Integrated education and training for rural and remote students and doctors in the Kimberley
Dr Sarah Moore, KAMSC, Australia
A/Prof David Atkinson, KAMSC, Australia*
The Kimberley Aboriginal Medical Services Council (KAMSC) and its network of Aboriginal health services have taken a prominent role in regional medical education since 2002. This vertically and horizontally integrated model of training and research was developed in order to attract students and junior doctors to the remote Kimberley, where they would learn valuable skills in Aboriginal health and hopefully return to work in the region. The specific educational goals of the program include broadening students’ and doctors’ knowledge and experience of Aboriginal Health, rural and remote health, primary health care, population health and research. This integrated model aims to replicate real life interactions between health care providers as well as maximize opportunities for learning.
The program encompasses Rural Clinical School of WA medical students, PGPPP residents and GP registrars. RCSWA has bases in Broome and Derby, with Kununurra to commence in 2011. The PGPPP program places residents at the Kimberley Public Health Unit, Broome Regional Aboriginal Medical Service, Broome Hospital, Derby Aboriginal Health Service and Derby Hospital. The GP registrar program places registrars throughout the Kimberley in both rural and remote settings.

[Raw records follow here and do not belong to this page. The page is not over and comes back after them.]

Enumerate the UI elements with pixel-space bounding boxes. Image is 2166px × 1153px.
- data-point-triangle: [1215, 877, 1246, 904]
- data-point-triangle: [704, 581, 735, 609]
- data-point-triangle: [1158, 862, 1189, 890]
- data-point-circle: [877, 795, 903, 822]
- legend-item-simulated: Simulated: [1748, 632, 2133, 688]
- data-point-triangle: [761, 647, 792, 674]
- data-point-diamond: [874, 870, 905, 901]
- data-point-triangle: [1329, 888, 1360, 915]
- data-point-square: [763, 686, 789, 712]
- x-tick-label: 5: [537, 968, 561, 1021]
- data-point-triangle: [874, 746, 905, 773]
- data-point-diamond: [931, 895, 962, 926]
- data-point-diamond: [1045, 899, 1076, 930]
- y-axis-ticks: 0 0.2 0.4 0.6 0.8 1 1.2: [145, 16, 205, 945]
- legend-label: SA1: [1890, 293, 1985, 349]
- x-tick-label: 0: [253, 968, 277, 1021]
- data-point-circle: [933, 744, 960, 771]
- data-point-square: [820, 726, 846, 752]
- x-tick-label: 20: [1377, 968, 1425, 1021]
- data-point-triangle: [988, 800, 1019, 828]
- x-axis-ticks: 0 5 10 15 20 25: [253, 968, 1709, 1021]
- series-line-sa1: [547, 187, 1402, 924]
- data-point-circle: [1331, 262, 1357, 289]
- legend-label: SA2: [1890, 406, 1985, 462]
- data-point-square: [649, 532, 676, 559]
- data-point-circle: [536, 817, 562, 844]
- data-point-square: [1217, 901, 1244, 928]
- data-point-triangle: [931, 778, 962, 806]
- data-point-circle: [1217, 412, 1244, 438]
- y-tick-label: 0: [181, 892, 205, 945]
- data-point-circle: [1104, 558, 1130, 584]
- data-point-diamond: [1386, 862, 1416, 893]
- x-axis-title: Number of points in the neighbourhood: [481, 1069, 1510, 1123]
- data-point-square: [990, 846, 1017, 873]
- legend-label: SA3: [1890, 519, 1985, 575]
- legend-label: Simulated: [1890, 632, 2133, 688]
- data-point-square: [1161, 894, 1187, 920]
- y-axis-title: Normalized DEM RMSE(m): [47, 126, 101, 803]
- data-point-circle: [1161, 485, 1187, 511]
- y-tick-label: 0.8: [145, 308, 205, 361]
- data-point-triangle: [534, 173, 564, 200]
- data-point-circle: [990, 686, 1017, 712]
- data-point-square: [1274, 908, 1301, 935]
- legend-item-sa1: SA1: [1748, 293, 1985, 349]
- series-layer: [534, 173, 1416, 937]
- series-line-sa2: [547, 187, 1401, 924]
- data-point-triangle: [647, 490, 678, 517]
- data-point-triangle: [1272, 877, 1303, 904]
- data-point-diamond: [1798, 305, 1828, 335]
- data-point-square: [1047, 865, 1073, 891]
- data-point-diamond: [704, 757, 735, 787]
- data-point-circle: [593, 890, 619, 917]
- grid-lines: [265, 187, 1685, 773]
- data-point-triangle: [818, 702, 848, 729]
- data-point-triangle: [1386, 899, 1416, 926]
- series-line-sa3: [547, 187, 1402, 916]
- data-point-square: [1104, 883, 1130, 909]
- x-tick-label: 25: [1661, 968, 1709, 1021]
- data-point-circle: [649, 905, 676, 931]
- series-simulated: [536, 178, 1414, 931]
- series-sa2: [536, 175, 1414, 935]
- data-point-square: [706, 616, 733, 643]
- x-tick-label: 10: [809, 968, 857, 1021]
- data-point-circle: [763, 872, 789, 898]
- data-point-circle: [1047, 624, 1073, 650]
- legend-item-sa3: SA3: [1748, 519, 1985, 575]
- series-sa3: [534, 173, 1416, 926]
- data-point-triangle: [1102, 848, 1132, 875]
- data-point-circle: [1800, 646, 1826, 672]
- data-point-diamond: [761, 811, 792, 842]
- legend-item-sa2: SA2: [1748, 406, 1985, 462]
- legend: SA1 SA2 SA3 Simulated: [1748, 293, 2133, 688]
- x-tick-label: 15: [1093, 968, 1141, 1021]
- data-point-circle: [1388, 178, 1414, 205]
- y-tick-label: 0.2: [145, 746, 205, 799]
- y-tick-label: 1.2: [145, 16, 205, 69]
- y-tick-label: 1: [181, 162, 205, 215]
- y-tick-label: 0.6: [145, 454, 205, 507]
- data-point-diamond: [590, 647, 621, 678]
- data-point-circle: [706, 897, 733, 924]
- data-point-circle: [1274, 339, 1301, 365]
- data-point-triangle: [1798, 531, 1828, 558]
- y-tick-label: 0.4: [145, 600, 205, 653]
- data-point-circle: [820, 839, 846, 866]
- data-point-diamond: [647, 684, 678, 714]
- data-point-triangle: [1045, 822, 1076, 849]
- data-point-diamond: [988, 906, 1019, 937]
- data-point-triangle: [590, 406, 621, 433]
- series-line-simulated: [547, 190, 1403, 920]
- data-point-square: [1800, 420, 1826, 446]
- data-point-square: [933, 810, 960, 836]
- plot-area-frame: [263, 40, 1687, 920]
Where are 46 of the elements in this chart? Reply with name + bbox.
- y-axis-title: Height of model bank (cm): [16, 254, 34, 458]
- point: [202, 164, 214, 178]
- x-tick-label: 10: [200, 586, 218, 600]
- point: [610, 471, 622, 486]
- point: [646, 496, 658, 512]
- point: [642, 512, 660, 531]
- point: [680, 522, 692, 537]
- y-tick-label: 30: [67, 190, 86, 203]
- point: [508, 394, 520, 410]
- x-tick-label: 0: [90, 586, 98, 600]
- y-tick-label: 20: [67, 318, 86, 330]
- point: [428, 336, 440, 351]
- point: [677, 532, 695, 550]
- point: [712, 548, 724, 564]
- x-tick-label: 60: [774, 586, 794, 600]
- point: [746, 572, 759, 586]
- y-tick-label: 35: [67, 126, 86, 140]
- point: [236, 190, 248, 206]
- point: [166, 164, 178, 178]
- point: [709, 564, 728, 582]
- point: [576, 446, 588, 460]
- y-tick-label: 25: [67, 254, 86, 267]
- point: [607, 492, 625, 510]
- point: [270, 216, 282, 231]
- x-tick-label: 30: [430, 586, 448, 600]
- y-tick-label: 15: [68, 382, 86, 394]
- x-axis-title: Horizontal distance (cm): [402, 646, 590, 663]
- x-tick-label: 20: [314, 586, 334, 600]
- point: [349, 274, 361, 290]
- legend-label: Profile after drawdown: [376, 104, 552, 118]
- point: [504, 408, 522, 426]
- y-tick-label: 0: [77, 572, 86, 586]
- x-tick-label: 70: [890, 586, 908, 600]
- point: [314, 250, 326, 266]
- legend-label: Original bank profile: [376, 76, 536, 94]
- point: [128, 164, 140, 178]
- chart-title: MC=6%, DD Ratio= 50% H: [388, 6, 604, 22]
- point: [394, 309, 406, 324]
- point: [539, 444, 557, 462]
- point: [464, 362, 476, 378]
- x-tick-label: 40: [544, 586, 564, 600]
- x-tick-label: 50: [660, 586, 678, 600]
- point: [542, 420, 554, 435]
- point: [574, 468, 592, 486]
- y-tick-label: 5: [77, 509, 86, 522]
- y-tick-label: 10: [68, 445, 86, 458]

Since 2002, 70 RCS students, 64 residents and 51 registrars have been part of the KAMSC training program. Of these, 31 have returned in more than one capacity, and many have extended their training placement or continued on as qualified doctors in the Kimberley region. Case studies will highlight elements of the contribution that these successes have made to the medical workforce in the Kimberley.
The comprehensive educational program KAMSC and its partners have developed over the past 8 years in a sparsely populated and remote region, provides a vertically and horizontally integrated model that is delivering an improved medical workforce. It is an example that could be modified and applied in other remote areas where workforce deficiencies are common.